Which integers are congruent to $51$ mod $14$?
a. 15
b. -19
c. -9
d. 9
e. 121
f. 135
Mod is new to me... but I know $51 = 14 \times 3 + 9$. This in return $= 9 \pmod{14}$.
So the numbers would be: $9, 23, 37, 51, 65, 79, 93, 107, 121, 135, 143, \ldots$
I chose d. ($9$), e. ($121$), and f. ($135$) as the answers on my test... but it appears I missed a point. What did I miss here? I either forgot a number or added an extra number that is not correct.
Thank you!
Since $-19 = 14 \cdot (-2) + 9$, it is congruent to $51$ modulo $14$.
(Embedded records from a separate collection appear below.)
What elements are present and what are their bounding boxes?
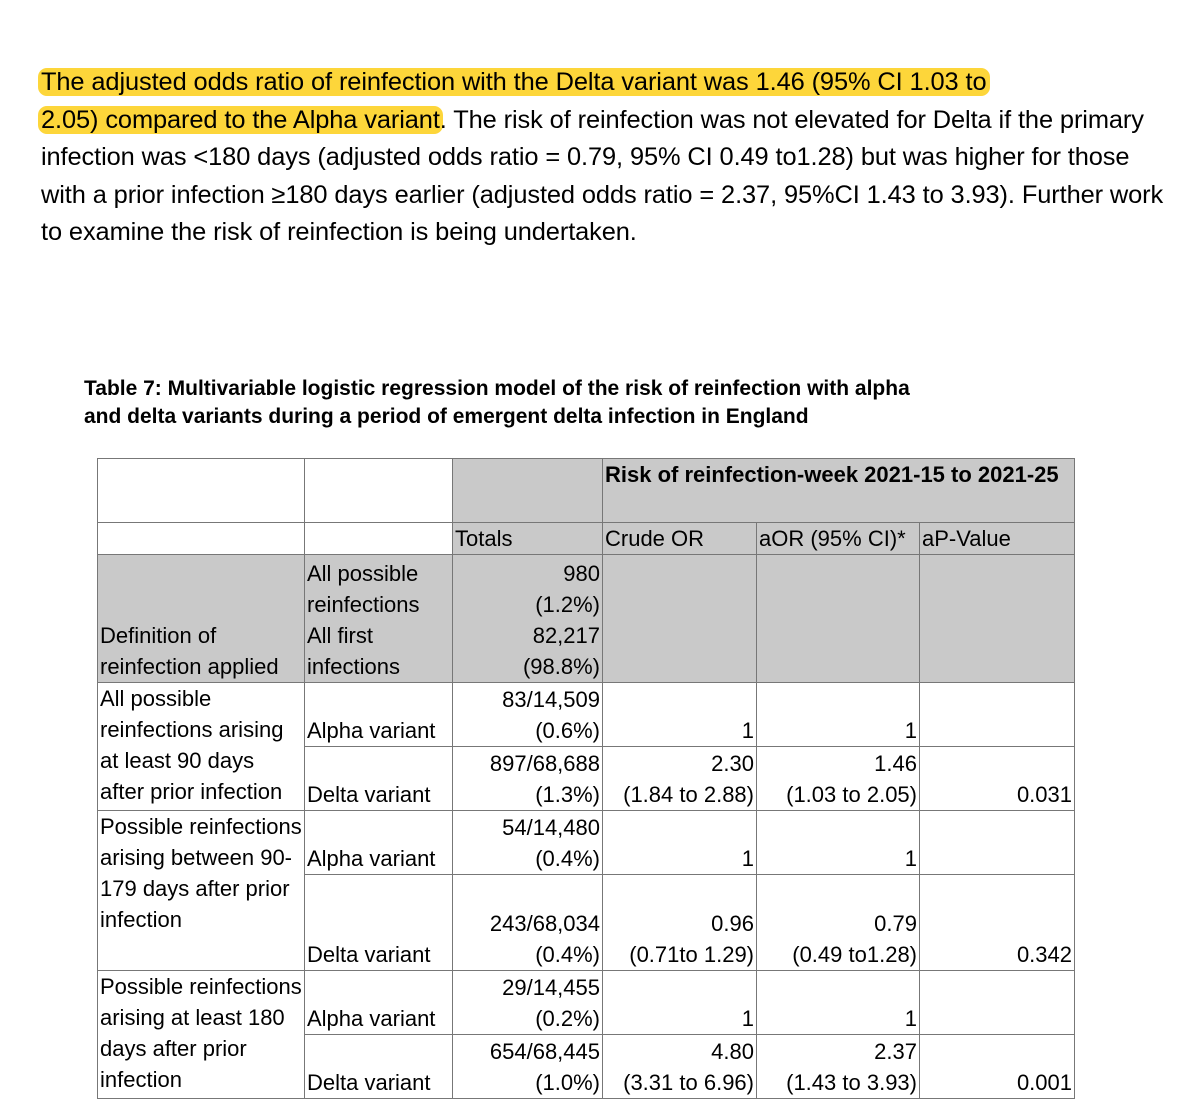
aor-cell: 2.37 (1.43 to 3.93) bbox=[756, 1034, 920, 1099]
p-value-cell: 0.001 bbox=[919, 1034, 1075, 1099]
table-row: Delta variant 243/68,034 (0.4%) 0.96 (0.71… bbox=[98, 874, 1075, 971]
totals-cell: 897/68,688 (1.3%) bbox=[452, 746, 603, 811]
p-value-cell: 0.342 bbox=[919, 874, 1075, 971]
totals-cell: 29/14,455 (0.2%) bbox=[452, 970, 603, 1035]
p-value-cell bbox=[919, 810, 1075, 875]
crude-or-cell: 0.96 (0.71to 1.29) bbox=[602, 874, 757, 971]
regression-table: Risk of reinfection-week 2021-15 to 2021… bbox=[97, 458, 1075, 1099]
caption-line-1: Table 7: Multivariable logistic regressi… bbox=[84, 377, 910, 400]
table-caption: Table 7: Multivariable logistic regressi… bbox=[84, 375, 1044, 431]
crude-or-cell: 2.30 (1.84 to 2.88) bbox=[602, 746, 757, 811]
aor-cell: 1 bbox=[756, 970, 920, 1035]
definition-sub: All possible reinfections bbox=[307, 561, 420, 617]
variant-cell: Delta variant bbox=[304, 1034, 453, 1099]
crude-or-cell: 1 bbox=[602, 682, 757, 747]
column-header-totals: Totals bbox=[452, 522, 603, 555]
empty-header-cell bbox=[97, 522, 305, 555]
table-row: Delta variant 654/68,445 (1.0%) 4.80 (3.31… bbox=[98, 1034, 1075, 1099]
table-row: Delta variant 897/68,688 (1.3%) 2.30 (1.84… bbox=[98, 746, 1075, 811]
aor-cell: 1.46 (1.03 to 2.05) bbox=[756, 746, 920, 811]
crude-or-cell: 1 bbox=[602, 970, 757, 1035]
column-header-crude-or: Crude OR bbox=[602, 522, 757, 555]
definition-subgroups: All possible reinfections All first infe… bbox=[304, 554, 453, 683]
total-value: 82,217 bbox=[532, 623, 600, 648]
aor-cell: 1 bbox=[756, 682, 920, 747]
definition-row: Definition of reinfection applied All po… bbox=[97, 554, 1075, 683]
total-value: 980 bbox=[563, 561, 600, 586]
variant-cell: Alpha variant bbox=[304, 970, 453, 1035]
table-row: All possible reinfections arising at lea… bbox=[97, 682, 1075, 811]
total-percent: (98.8%) bbox=[522, 654, 600, 679]
aor-cell: 0.79 (0.49 to1.28) bbox=[756, 874, 920, 971]
group-label: Possible reinfections arising between 90… bbox=[97, 810, 305, 971]
p-value-cell bbox=[919, 682, 1075, 747]
p-value-cell: 0.031 bbox=[919, 746, 1075, 811]
empty-cell bbox=[756, 554, 920, 683]
group-label: All possible reinfections arising at lea… bbox=[97, 682, 305, 811]
group-header: Risk of reinfection-week 2021-15 to 2021… bbox=[602, 458, 1075, 523]
column-header-row: Totals Crude OR aOR (95% CI)* aP-Value bbox=[97, 522, 1075, 555]
variant-cell: Delta variant bbox=[304, 874, 453, 971]
summary-paragraph: The adjusted odds ratio of reinfection w… bbox=[38, 64, 1171, 252]
empty-cell bbox=[602, 554, 757, 683]
empty-cell bbox=[919, 554, 1075, 683]
variant-cell: Alpha variant bbox=[304, 810, 453, 875]
empty-header-cell bbox=[452, 458, 603, 523]
totals-cell: 54/14,480 (0.4%) bbox=[452, 810, 603, 875]
variant-cell: Alpha variant bbox=[304, 682, 453, 747]
definition-totals: 980 (1.2%) 82,217 (98.8%) bbox=[452, 554, 603, 683]
paragraph-continuation: . The risk of reinfection was not elevat… bbox=[41, 105, 1164, 247]
totals-cell: 654/68,445 (1.0%) bbox=[452, 1034, 603, 1099]
empty-header-cell bbox=[304, 458, 453, 523]
aor-cell: 1 bbox=[756, 810, 920, 875]
caption-line-2: and delta variants during a period of em… bbox=[84, 405, 809, 428]
definition-sub: All first infections bbox=[307, 623, 400, 679]
variant-cell: Delta variant bbox=[304, 746, 453, 811]
table-row: Possible reinfections arising at least 1… bbox=[97, 970, 1075, 1099]
definition-label: Definition of reinfection applied bbox=[97, 554, 305, 683]
column-header-p-value: aP-Value bbox=[919, 522, 1075, 555]
group-label: Possible reinfections arising at least 1… bbox=[97, 970, 305, 1099]
p-value-cell bbox=[919, 970, 1075, 1035]
crude-or-cell: 1 bbox=[602, 810, 757, 875]
empty-header-cell bbox=[97, 458, 305, 523]
crude-or-cell: 4.80 (3.31 to 6.96) bbox=[602, 1034, 757, 1099]
total-percent: (1.2%) bbox=[535, 592, 600, 617]
table-row: Possible reinfections arising between 90… bbox=[97, 810, 1075, 971]
column-header-aor: aOR (95% CI)* bbox=[756, 522, 920, 555]
table-header-row: Risk of reinfection-week 2021-15 to 2021… bbox=[97, 458, 1075, 523]
empty-header-cell bbox=[304, 522, 453, 555]
totals-cell: 83/14,509 (0.6%) bbox=[452, 682, 603, 747]
totals-cell: 243/68,034 (0.4%) bbox=[452, 874, 603, 971]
For this problem it is best to think.
$x \equiv 9 \mod 14 \iff x = 9 \pm km \iff x-9 = \pm km \iff x -9 $ is a multiple of $14$.
Subtracting $9$ from $a-f$ and dividing by $14$ you get
a. 15: 15- 9 = 6: remainder
b. -19:-19-9 = -28: no remainder (good)
c. -9:-9-9 = -18: remainder
d. 9-9 = 0: no remainder (good)
e. 121-9 = 112: =8*14 so no remainder (good)
f. 135 -9= 126: = 112 + 14 so also no remainder (good)
Hence... $b$. As well as the ones you got.